Delhi, located within the Indo-Gangetic Plain (IGP), has undergone rapid urbanisation over the past few decades and today represents one of the most densely populated megacities, with nearly 40 million people in the wider National Capital Region regularly exposed to severe air-quality stress. Despite this significance, long-term ground-based CO₂ measurements remain sparse, making Delhi a data-scarce environment for greenhouse-gas assessment. In such context, satellite observations offer an essential alternative for evaluating broad-scale CO₂ behaviour, particularly for cities lacking extensive monitoring networks.

This study examines the seasonal variability of column-averaged CO₂ (XCO₂) over Delhi using six years (2019–2024) of quality-filtered observations from NASA’s Orbiting Carbon Observatory-2 (OCO-2). To understand how XCO₂ evolves through the year, monthly values were compared against their multi-year averages, allowing us to identify recurring seasonal tendencies rather than year-specific fluctuations.
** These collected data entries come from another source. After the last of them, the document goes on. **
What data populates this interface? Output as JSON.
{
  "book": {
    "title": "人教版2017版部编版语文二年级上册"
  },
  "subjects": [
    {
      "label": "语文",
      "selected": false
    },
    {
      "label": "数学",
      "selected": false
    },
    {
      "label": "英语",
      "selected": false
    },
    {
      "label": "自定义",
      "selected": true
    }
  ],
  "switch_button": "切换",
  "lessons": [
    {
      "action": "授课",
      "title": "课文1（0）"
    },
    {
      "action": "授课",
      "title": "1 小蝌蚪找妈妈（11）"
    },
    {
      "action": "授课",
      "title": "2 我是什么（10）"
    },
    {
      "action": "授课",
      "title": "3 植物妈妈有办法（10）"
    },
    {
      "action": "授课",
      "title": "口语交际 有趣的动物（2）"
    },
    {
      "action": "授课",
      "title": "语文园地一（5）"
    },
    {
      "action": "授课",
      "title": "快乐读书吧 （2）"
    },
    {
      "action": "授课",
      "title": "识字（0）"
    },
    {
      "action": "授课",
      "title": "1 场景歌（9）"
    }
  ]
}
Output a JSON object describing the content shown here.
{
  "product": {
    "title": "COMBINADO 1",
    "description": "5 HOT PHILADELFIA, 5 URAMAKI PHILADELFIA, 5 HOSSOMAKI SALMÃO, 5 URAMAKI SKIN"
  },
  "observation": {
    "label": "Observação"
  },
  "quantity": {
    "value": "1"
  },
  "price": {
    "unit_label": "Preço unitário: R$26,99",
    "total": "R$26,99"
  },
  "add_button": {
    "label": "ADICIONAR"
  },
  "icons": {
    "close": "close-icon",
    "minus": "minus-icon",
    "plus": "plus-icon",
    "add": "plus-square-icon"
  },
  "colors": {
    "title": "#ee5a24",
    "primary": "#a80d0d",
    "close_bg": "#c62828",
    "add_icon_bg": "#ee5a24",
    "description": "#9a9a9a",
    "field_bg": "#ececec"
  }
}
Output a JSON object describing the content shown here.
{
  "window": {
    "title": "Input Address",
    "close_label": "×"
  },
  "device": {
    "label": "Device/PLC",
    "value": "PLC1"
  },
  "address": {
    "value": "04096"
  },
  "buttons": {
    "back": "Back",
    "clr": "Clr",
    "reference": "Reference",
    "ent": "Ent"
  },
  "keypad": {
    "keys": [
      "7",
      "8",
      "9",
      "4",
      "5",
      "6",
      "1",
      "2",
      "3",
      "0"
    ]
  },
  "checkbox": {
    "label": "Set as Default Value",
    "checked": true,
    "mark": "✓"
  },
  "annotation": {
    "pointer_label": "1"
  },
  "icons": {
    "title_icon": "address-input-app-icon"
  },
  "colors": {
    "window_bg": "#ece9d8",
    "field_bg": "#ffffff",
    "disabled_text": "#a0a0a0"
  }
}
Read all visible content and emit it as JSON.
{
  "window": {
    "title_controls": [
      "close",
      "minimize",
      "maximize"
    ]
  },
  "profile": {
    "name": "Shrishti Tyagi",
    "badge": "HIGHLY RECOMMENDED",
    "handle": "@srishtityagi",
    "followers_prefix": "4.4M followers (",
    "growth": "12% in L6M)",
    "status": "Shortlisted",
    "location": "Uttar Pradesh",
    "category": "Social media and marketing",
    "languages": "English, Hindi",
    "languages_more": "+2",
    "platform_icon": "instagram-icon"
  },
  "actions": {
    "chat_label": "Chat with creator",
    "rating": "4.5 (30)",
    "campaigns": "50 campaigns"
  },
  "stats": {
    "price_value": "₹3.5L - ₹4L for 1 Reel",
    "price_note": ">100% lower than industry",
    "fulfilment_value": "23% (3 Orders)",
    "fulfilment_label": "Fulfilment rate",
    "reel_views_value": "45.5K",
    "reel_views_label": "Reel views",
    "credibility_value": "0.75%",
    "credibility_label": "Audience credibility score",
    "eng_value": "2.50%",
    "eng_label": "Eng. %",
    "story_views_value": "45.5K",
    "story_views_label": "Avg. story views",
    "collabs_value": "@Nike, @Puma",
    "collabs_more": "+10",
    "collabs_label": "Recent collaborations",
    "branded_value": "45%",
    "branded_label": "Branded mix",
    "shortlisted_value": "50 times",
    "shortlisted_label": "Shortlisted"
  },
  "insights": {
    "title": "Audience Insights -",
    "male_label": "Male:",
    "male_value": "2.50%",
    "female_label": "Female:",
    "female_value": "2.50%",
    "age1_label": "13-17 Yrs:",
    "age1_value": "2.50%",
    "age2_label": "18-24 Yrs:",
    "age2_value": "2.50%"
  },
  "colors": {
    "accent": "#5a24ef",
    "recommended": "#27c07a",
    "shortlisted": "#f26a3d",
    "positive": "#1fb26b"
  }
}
Using this approach, the satellite data consistently show elevated CO₂ levels during the pre-monsoon months (April–June), followed by a noticeable reduction during the monsoon season, attributed to the precipitation-induced scavenging of CO₂, and increased vegetation growth. As winter approaches, XCO₂ begins to rise again, reflecting the influence of shallow boundary-layer height and larger wind-speed stagnation over northern India.

Delhi’s strong seasonal contrasts provide a clear setting for investigating how satellite-retrieved CO₂ responds to regional meteorology within a dense megacity. The patterns identified in this study highlight the capability of spaceborne observations to capture physically meaningful CO₂ dynamics even in complex, polluted urban environments. These findings also emphasise the value of publicly accessible satellite datasets for cities where continuous ground-based measurements are limited.